The cerebral palsy cases represent €1.4 billion of the €3.4 billion liability, or 41% of the overall claims. At the end of 2021, there were 163 active cerebral palsy claims related to maternity services. It takes longer to finalise those cases, lasting up to approximately five years. That is five years' worth of stress, as the House can imagine. As such, the sooner the State Claims Agency moves en masseto the mediated system, which is a central part of this Bill, the better. Of course, claims must undergo appropriate due diligence, but mediation is always a better system.

In 2021, there were 335 active cases relating to catastrophic injury, with an estimated outstanding liability of €2.4 billion. The average liability per catastrophic injury claim is €7.2 million compared to €300,000 for other clinical negligence claims.
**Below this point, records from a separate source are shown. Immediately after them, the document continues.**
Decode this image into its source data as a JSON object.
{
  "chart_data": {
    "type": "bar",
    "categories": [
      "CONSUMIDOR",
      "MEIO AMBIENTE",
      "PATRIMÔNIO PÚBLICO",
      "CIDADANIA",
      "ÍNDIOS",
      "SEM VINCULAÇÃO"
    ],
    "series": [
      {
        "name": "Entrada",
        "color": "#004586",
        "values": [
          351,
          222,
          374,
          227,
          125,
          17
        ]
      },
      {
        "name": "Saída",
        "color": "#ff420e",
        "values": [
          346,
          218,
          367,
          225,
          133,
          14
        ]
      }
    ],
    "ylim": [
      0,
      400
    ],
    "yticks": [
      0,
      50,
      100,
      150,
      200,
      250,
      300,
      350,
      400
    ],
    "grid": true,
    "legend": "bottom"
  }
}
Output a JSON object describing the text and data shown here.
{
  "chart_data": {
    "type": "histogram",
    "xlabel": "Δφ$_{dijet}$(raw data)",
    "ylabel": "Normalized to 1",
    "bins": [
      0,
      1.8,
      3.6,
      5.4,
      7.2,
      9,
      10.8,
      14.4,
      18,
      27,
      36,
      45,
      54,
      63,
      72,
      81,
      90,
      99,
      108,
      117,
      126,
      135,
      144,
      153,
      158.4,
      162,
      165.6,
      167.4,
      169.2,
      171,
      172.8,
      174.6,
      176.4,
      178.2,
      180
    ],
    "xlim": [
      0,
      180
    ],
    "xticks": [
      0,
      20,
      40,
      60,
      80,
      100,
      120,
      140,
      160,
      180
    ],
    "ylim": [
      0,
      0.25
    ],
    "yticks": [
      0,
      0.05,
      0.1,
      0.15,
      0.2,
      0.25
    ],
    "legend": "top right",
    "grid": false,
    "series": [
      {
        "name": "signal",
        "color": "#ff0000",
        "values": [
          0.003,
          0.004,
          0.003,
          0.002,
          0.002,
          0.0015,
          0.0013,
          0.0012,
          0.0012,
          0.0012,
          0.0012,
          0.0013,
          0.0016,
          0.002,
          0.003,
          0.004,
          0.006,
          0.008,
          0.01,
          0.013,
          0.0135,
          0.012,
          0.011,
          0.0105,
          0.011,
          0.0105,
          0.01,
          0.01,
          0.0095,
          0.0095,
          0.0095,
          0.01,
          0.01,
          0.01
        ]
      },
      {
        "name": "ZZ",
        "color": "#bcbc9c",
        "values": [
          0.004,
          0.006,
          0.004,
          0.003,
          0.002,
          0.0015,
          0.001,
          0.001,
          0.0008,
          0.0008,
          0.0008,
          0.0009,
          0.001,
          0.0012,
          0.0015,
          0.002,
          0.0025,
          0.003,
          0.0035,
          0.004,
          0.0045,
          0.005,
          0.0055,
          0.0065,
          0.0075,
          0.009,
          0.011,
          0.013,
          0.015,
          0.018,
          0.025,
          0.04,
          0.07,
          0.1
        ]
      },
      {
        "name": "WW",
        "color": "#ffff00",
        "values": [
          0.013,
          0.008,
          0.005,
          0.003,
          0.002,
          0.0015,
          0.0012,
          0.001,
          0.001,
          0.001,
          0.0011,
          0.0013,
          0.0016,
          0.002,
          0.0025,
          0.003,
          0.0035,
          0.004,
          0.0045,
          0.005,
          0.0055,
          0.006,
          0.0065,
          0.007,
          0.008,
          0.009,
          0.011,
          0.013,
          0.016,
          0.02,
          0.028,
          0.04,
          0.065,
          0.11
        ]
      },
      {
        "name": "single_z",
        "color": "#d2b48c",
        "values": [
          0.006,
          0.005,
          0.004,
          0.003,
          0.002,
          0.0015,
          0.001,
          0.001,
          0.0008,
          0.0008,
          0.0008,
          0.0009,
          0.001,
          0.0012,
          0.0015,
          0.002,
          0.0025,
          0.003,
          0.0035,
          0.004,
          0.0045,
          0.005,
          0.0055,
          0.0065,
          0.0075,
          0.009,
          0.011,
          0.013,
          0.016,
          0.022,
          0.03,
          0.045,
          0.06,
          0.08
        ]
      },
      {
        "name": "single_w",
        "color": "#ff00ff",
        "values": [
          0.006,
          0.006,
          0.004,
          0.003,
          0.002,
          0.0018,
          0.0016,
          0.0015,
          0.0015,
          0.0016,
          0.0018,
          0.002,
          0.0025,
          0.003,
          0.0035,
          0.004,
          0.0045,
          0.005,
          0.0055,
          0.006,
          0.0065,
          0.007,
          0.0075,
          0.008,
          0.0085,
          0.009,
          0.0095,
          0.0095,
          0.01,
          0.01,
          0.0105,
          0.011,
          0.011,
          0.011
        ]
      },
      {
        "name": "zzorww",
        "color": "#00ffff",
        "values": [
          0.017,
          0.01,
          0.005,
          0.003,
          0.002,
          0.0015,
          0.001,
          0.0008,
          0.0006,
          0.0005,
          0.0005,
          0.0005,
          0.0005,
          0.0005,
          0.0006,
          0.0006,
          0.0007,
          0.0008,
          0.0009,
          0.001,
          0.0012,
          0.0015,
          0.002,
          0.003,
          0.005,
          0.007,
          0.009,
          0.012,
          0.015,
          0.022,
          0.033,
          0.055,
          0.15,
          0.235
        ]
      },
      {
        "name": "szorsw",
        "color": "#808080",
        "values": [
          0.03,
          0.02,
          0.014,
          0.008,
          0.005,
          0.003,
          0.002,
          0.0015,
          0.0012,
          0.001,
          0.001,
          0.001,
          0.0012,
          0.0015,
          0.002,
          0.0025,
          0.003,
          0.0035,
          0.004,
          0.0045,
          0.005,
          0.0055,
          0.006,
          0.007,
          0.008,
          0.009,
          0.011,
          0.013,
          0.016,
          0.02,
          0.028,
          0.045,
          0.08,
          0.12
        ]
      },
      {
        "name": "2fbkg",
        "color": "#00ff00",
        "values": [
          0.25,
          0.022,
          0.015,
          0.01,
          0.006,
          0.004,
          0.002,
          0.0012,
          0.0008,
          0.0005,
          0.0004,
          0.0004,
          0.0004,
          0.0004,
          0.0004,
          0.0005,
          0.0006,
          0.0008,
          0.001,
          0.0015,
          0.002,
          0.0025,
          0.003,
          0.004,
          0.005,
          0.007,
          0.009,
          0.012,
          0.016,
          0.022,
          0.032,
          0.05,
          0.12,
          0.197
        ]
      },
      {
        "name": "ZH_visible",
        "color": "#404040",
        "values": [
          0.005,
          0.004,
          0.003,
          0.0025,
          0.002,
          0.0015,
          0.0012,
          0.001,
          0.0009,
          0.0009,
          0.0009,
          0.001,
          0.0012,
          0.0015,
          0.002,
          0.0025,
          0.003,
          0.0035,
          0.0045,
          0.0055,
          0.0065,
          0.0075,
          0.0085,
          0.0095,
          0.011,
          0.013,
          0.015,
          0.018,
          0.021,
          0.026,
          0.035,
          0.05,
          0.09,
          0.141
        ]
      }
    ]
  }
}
It does not make for good reading, particularly when you know what is happening more intimately, but it is the basis from which we can start to hold the hospital boards more accountable for what happens within their hospitals. The Committee of Public Accounts was told by the State Claims Agency that there were approximately 26 cases of cerebral palsy every year and that this was in or around the average internationally. I know that the agency did not mean that heartlessly, but that is 26 families and 26 children. We know that it is not the case that some of them are unavoidable. We know that there are many cases in which mistake after mistake was made. More often than not, the women were simply not listened to in a maternity hospital of all places. The figure of 26 must be reduced, not just from the perspective of the State's liability, but from the perspective of each of the families and their children that will be affected.